An experimental “smart insulin” that acts for 14 hours has shown promise in mice and could be tested in people with type 1 diabetes in two years, researchers said Monday.
The product, known as Ins-PBA-F and developed by biochemists at the University of Utah, self-activates when blood sugar soars, according to the research published in the Proceedings of the National Academy of Sciences.
Tests on mice with a form of type 1 diabetes showed that one injection could “repeatedly and automatically lower blood sugar levels after mice are given amounts of sugar comparable to what they would consume at mealtime,” said the study.
The drug closely mimicked the way the bodies of normal mice would return their blood sugar levels to normal after eating.
“This is an important advance in insulin therapy,” said co-author Danny Chou, assistant professor of biochemistry at the University of Utah.
“Our insulin derivative appears to control blood sugar better than anything that is available to diabetes patients right now.”

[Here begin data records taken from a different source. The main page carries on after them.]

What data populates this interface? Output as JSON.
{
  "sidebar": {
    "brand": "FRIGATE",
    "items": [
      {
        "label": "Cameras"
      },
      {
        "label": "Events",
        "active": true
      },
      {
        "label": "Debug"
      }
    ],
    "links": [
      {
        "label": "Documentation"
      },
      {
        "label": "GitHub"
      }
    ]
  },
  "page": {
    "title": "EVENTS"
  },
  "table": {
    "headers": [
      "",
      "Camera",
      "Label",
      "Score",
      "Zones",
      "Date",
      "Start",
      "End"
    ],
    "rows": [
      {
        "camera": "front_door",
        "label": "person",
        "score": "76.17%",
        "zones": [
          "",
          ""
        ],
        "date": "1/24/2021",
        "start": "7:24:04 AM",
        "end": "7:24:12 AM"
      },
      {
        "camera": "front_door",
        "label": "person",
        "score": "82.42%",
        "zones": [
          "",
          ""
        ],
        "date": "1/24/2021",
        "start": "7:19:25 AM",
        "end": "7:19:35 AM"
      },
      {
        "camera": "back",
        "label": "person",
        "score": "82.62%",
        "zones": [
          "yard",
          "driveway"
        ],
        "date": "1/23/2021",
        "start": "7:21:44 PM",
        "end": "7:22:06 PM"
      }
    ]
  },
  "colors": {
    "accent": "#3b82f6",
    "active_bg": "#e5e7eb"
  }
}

People with type 1 diabetes must constantly monitor their blood sugar and manually inject themselves with insulin when needed.
Any mistake or lapse can lead to complications, including heart disease, blindness or even death.
Ins-PBA-F is a chemically modified version of a naturally occurring hormone.
It differs from other “smart insulin” products in development that use a protein-based barrier, such as a gel or coating, that inhibits insulin when blood sugar is low.
After more long-term safety tests in lab animals, the first human safety trials could begin in two to five years.